What this sequence reveals about Kyle, who has long been nicknamed “The Legend” by his compatriots, speaks volumes about the futility of fabricated masculinity and the selfishness lying beneath the facade. As presented by American Sniper, Kyle believes that his ongoing battle with Mustafa (Sammy Sheik) and other awfully cartoonish Iraqi boogiemen transcends every single other experience, that occasionally brushes up against his story, much like Tommy and Frankie’s career impedes on their family relationships. He blames a fallen soldier for questioning the war, and there’s little mention of his frazzled brother also serving overseas. Finally, look at the scene where he comes face to face with a wounded soldier who he personally saved years before; the awkwardness and anxiousness on Kyle’s face might have less to do with PTSD than the realization his efforts are more self-serving than originally thought.

“We take care of each other.”

 While shooting sniper rifles in the countryside toward the end of American Sniper, a handicapped veteran suspiciously asks Kyle why he spends so much time with ex-military personnel when he has a family at home. The above response proves to be a continuation of his ongoing obsession with higher purposes and self-delusion. How else can one explain the eerily resonant medium close up of Taya as she watches her husband leave for the last time? The stretched duration is uncomfortable, lingering on a woman who knows that her husband has a penchant for mistaking good will for self-preservation.
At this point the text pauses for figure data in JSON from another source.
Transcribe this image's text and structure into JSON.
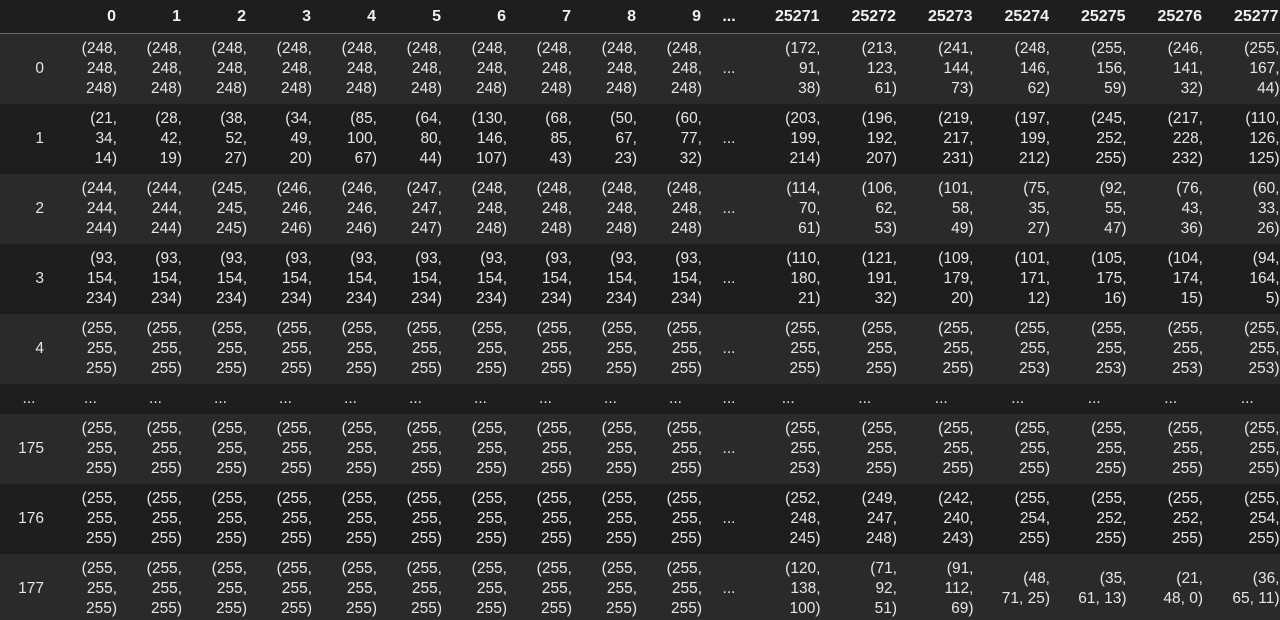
{
  "table": {
    "columns": [
      "0",
      "1",
      "2",
      "3",
      "4",
      "5",
      "6",
      "7",
      "8",
      "9",
      "...",
      "25271",
      "25272",
      "25273",
      "25274",
      "25275",
      "25276",
      "25277"
    ],
    "rows": [
      {
        "index": "0",
        "cells": [
          [
            "(248,",
            "248,",
            "248)"
          ],
          [
            "(248,",
            "248,",
            "248)"
          ],
          [
            "(248,",
            "248,",
            "248)"
          ],
          [
            "(248,",
            "248,",
            "248)"
          ],
          [
            "(248,",
            "248,",
            "248)"
          ],
          [
            "(248,",
            "248,",
            "248)"
          ],
          [
            "(248,",
            "248,",
            "248)"
          ],
          [
            "(248,",
            "248,",
            "248)"
          ],
          [
            "(248,",
            "248,",
            "248)"
          ],
          [
            "(248,",
            "248,",
            "248)"
          ],
          [
            "..."
          ],
          [
            "(172,",
            "91,",
            "38)"
          ],
          [
            "(213,",
            "123,",
            "61)"
          ],
          [
            "(241,",
            "144,",
            "73)"
          ],
          [
            "(248,",
            "146,",
            "62)"
          ],
          [
            "(255,",
            "156,",
            "59)"
          ],
          [
            "(246,",
            "141,",
            "32)"
          ],
          [
            "(255,",
            "167,",
            "44)"
          ]
        ]
      },
      {
        "index": "1",
        "cells": [
          [
            "(21,",
            "34,",
            "14)"
          ],
          [
            "(28,",
            "42,",
            "19)"
          ],
          [
            "(38,",
            "52,",
            "27)"
          ],
          [
            "(34,",
            "49,",
            "20)"
          ],
          [
            "(85,",
            "100,",
            "67)"
          ],
          [
            "(64,",
            "80,",
            "44)"
          ],
          [
            "(130,",
            "146,",
            "107)"
          ],
          [
            "(68,",
            "85,",
            "43)"
          ],
          [
            "(50,",
            "67,",
            "23)"
          ],
          [
            "(60,",
            "77,",
            "32)"
          ],
          [
            "..."
          ],
          [
            "(203,",
            "199,",
            "214)"
          ],
          [
            "(196,",
            "192,",
            "207)"
          ],
          [
            "(219,",
            "217,",
            "231)"
          ],
          [
            "(197,",
            "199,",
            "212)"
          ],
          [
            "(245,",
            "252,",
            "255)"
          ],
          [
            "(217,",
            "228,",
            "232)"
          ],
          [
            "(110,",
            "126,",
            "125)"
          ]
        ]
      },
      {
        "index": "2",
        "cells": [
          [
            "(244,",
            "244,",
            "244)"
          ],
          [
            "(244,",
            "244,",
            "244)"
          ],
          [
            "(245,",
            "245,",
            "245)"
          ],
          [
            "(246,",
            "246,",
            "246)"
          ],
          [
            "(246,",
            "246,",
            "246)"
          ],
          [
            "(247,",
            "247,",
            "247)"
          ],
          [
            "(248,",
            "248,",
            "248)"
          ],
          [
            "(248,",
            "248,",
            "248)"
          ],
          [
            "(248,",
            "248,",
            "248)"
          ],
          [
            "(248,",
            "248,",
            "248)"
          ],
          [
            "..."
          ],
          [
            "(114,",
            "70,",
            "61)"
          ],
          [
            "(106,",
            "62,",
            "53)"
          ],
          [
            "(101,",
            "58,",
            "49)"
          ],
          [
            "(75,",
            "35,",
            "27)"
          ],
          [
            "(92,",
            "55,",
            "47)"
          ],
          [
            "(76,",
            "43,",
            "36)"
          ],
          [
            "(60,",
            "33,",
            "26)"
          ]
        ]
      },
      {
        "index": "3",
        "cells": [
          [
            "(93,",
            "154,",
            "234)"
          ],
          [
            "(93,",
            "154,",
            "234)"
          ],
          [
            "(93,",
            "154,",
            "234)"
          ],
          [
            "(93,",
            "154,",
            "234)"
          ],
          [
            "(93,",
            "154,",
            "234)"
          ],
          [
            "(93,",
            "154,",
            "234)"
          ],
          [
            "(93,",
            "154,",
            "234)"
          ],
          [
            "(93,",
            "154,",
            "234)"
          ],
          [
            "(93,",
            "154,",
            "234)"
          ],
          [
            "(93,",
            "154,",
            "234)"
          ],
          [
            "..."
          ],
          [
            "(110,",
            "180,",
            "21)"
          ],
          [
            "(121,",
            "191,",
            "32)"
          ],
          [
            "(109,",
            "179,",
            "20)"
          ],
          [
            "(101,",
            "171,",
            "12)"
          ],
          [
            "(105,",
            "175,",
            "16)"
          ],
          [
            "(104,",
            "174,",
            "15)"
          ],
          [
            "(94,",
            "164,",
            "5)"
          ]
        ]
      },
      {
        "index": "4",
        "cells": [
          [
            "(255,",
            "255,",
            "255)"
          ],
          [
            "(255,",
            "255,",
            "255)"
          ],
          [
            "(255,",
            "255,",
            "255)"
          ],
          [
            "(255,",
            "255,",
            "255)"
          ],
          [
            "(255,",
            "255,",
            "255)"
          ],
          [
            "(255,",
            "255,",
            "255)"
          ],
          [
            "(255,",
            "255,",
            "255)"
          ],
          [
            "(255,",
            "255,",
            "255)"
          ],
          [
            "(255,",
            "255,",
            "255)"
          ],
          [
            "(255,",
            "255,",
            "255)"
          ],
          [
            "..."
          ],
          [
            "(255,",
            "255,",
            "255)"
          ],
          [
            "(255,",
            "255,",
            "255)"
          ],
          [
            "(255,",
            "255,",
            "255)"
          ],
          [
            "(255,",
            "255,",
            "253)"
          ],
          [
            "(255,",
            "255,",
            "253)"
          ],
          [
            "(255,",
            "255,",
            "253)"
          ],
          [
            "(255,",
            "255,",
            "253)"
          ]
        ]
      },
      {
        "index": "...",
        "ellipsis": true,
        "cells": [
          [
            "..."
          ],
          [
            "..."
          ],
          [
            "..."
          ],
          [
            "..."
          ],
          [
            "..."
          ],
          [
            "..."
          ],
          [
            "..."
          ],
          [
            "..."
          ],
          [
            "..."
          ],
          [
            "..."
          ],
          [
            "..."
          ],
          [
            "..."
          ],
          [
            "..."
          ],
          [
            "..."
          ],
          [
            "..."
          ],
          [
            "..."
          ],
          [
            "..."
          ],
          [
            "..."
          ]
        ]
      },
      {
        "index": "175",
        "cells": [
          [
            "(255,",
            "255,",
            "255)"
          ],
          [
            "(255,",
            "255,",
            "255)"
          ],
          [
            "(255,",
            "255,",
            "255)"
          ],
          [
            "(255,",
            "255,",
            "255)"
          ],
          [
            "(255,",
            "255,",
            "255)"
          ],
          [
            "(255,",
            "255,",
            "255)"
          ],
          [
            "(255,",
            "255,",
            "255)"
          ],
          [
            "(255,",
            "255,",
            "255)"
          ],
          [
            "(255,",
            "255,",
            "255)"
          ],
          [
            "(255,",
            "255,",
            "255)"
          ],
          [
            "..."
          ],
          [
            "(255,",
            "255,",
            "253)"
          ],
          [
            "(255,",
            "255,",
            "255)"
          ],
          [
            "(255,",
            "255,",
            "255)"
          ],
          [
            "(255,",
            "255,",
            "255)"
          ],
          [
            "(255,",
            "255,",
            "255)"
          ],
          [
            "(255,",
            "255,",
            "255)"
          ],
          [
            "(255,",
            "255,",
            "255)"
          ]
        ]
      },
      {
        "index": "176",
        "cells": [
          [
            "(255,",
            "255,",
            "255)"
          ],
          [
            "(255,",
            "255,",
            "255)"
          ],
          [
            "(255,",
            "255,",
            "255)"
          ],
          [
            "(255,",
            "255,",
            "255)"
          ],
          [
            "(255,",
            "255,",
            "255)"
          ],
          [
            "(255,",
            "255,",
            "255)"
          ],
          [
            "(255,",
            "255,",
            "255)"
          ],
          [
            "(255,",
            "255,",
            "255)"
          ],
          [
            "(255,",
            "255,",
            "255)"
          ],
          [
            "(255,",
            "255,",
            "255)"
          ],
          [
            "..."
          ],
          [
            "(252,",
            "248,",
            "245)"
          ],
          [
            "(249,",
            "247,",
            "248)"
          ],
          [
            "(242,",
            "240,",
            "243)"
          ],
          [
            "(255,",
            "254,",
            "255)"
          ],
          [
            "(255,",
            "252,",
            "255)"
          ],
          [
            "(255,",
            "252,",
            "255)"
          ],
          [
            "(255,",
            "254,",
            "255)"
          ]
        ]
      },
      {
        "index": "177",
        "cells": [
          [
            "(255,",
            "255,",
            "255)"
          ],
          [
            "(255,",
            "255,",
            "255)"
          ],
          [
            "(255,",
            "255,",
            "255)"
          ],
          [
            "(255,",
            "255,",
            "255)"
          ],
          [
            "(255,",
            "255,",
            "255)"
          ],
          [
            "(255,",
            "255,",
            "255)"
          ],
          [
            "(255,",
            "255,",
            "255)"
          ],
          [
            "(255,",
            "255,",
            "255)"
          ],
          [
            "(255,",
            "255,",
            "255)"
          ],
          [
            "(255,",
            "255,",
            "255)"
          ],
          [
            "..."
          ],
          [
            "(120,",
            "138,",
            "100)"
          ],
          [
            "(71,",
            "92,",
            "51)"
          ],
          [
            "(91,",
            "112,",
            "69)"
          ],
          [
            "(48,",
            "71, 25)"
          ],
          [
            "(35,",
            "61, 13)"
          ],
          [
            "(21,",
            "48, 0)"
          ],
          [
            "(36,",
            "65, 11)"
          ]
        ]
      }
    ]
  },
  "colors": {
    "background": "#1e1e1e",
    "stripe": "#2a2a2a",
    "text": "#e6e6e6",
    "header_border": "#6a6a6a"
  }
}
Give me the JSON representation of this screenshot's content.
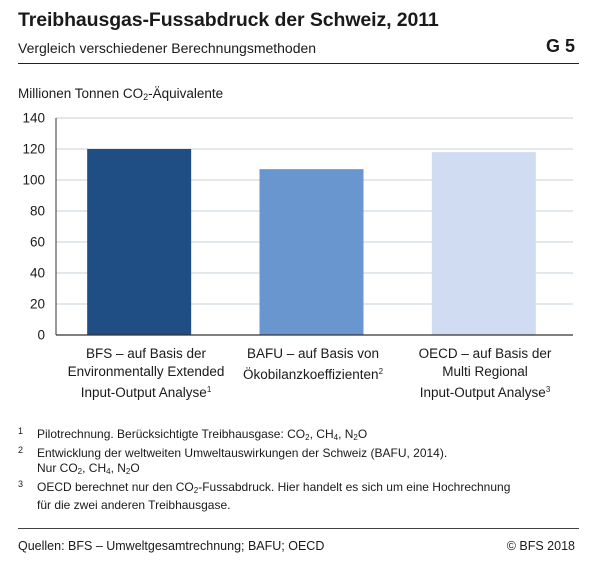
{
  "header": {
    "title": "Treibhausgas-Fussabdruck der Schweiz, 2011",
    "subtitle": "Vergleich verschiedener Berechnungsmethoden",
    "code": "G 5"
  },
  "axis": {
    "ylabel_pre": "Millionen Tonnen CO",
    "ylabel_sub": "2",
    "ylabel_post": "-Äquivalente"
  },
  "chart_data": {
    "type": "bar",
    "ylabel": "Millionen Tonnen CO2-Äquivalente",
    "ylim": [
      0,
      140
    ],
    "yticks": [
      0,
      20,
      40,
      60,
      80,
      100,
      120,
      140
    ],
    "grid": true,
    "categories": [
      "BFS – auf Basis der Environmentally Extended Input-Output Analyse¹",
      "BAFU – auf Basis von Ökobilanzkoeffizienten²",
      "OECD – auf Basis der Multi Regional Input-Output Analyse³"
    ],
    "values": [
      120,
      107,
      118
    ],
    "colors": [
      "#1f4e85",
      "#6a96d0",
      "#cfdcf2"
    ],
    "gridColor": "#c7d0da",
    "axisColor": "#333333"
  },
  "category_labels": [
    {
      "line1": "BFS – auf Basis der",
      "line2": "Environmentally Extended",
      "line3": "Input-Output Analyse",
      "sup": "1"
    },
    {
      "line1": "BAFU – auf Basis von",
      "line2": "Ökobilanzkoeffizienten",
      "line3": "",
      "sup": "2"
    },
    {
      "line1": "OECD – auf Basis der",
      "line2": "Multi Regional",
      "line3": "Input-Output Analyse",
      "sup": "3"
    }
  ],
  "footnotes": [
    {
      "num": "1",
      "l1_a": "Pilotrechnung. Berücksichtigte Treibhausgase: CO",
      "l1_b": ", CH",
      "l1_c": ", N",
      "l1_d": "O",
      "sub1": "2",
      "sub2": "4",
      "sub3": "2"
    },
    {
      "num": "2",
      "l1": "Entwicklung der weltweiten Umweltauswirkungen der Schweiz (BAFU, 2014).",
      "l2_a": "Nur CO",
      "l2_b": ", CH",
      "l2_c": ", N",
      "l2_d": "O",
      "sub1": "2",
      "sub2": "4",
      "sub3": "2"
    },
    {
      "num": "3",
      "l1_a": "OECD berechnet nur den CO",
      "l1_b": "-Fussabdruck. Hier handelt es sich um eine Hochrechnung",
      "sub1": "2",
      "l2": "für die zwei anderen Treibhausgase."
    }
  ],
  "footer": {
    "source": "Quellen: BFS – Umweltgesamtrechnung; BAFU; OECD",
    "copyright": "© BFS 2018"
  }
}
Kyle was killed in February of 2013 by one of the very veterans he was trying to help council after retiring from the Navy SEALS, an irony not lost on Eastwood.

Jersey Boys provides a much warmer denouement, yet it’s still very much a closing argument on the way men fail to separate their self from the impact they make on the world. After nearly three decades apart, the Four Seasons perform together at their induction into the Rock n’ Roll Hall of Fame. Once again opting for direct address narration, each band member finally begins to tell the truth. “Everybody remembers it the way they need to,” Tommy says, wonderfully admitting that his own memory of success completely masked a dynamic reality unexplored. With this confession in mind Eastwood affords them all a classic musical number through a film set posing as the old neighborhood. Paced to “Sherry,” old men and women age backwards and become young again, their voices collectively providing an ultimate encore for a pop sound that has long since carried over into the public zeitgeist. 

American Sniper ends in sorrow with a procession of its own – actual footage of Kyle’s funeral parade play over the credits. Here, Eastwood makes an admission of his own; Kyle, as with any historical subject, will remain an enigma, and the proceeding film has simply grappled with one particular (and not altogether flattering) version of the man. In this context, as with Jersey Boys, we begin to care less about “truth” and more about shades of perception, how men dignify retreat from family by promoting the glory of isolation and skill. When you’re stuck in the “moment between heartbeats,” as Kyle’s sniper instructor puts it pulling the trigger or belting out a tune becomes an unconscious effort. Scarily, nothing else really matters.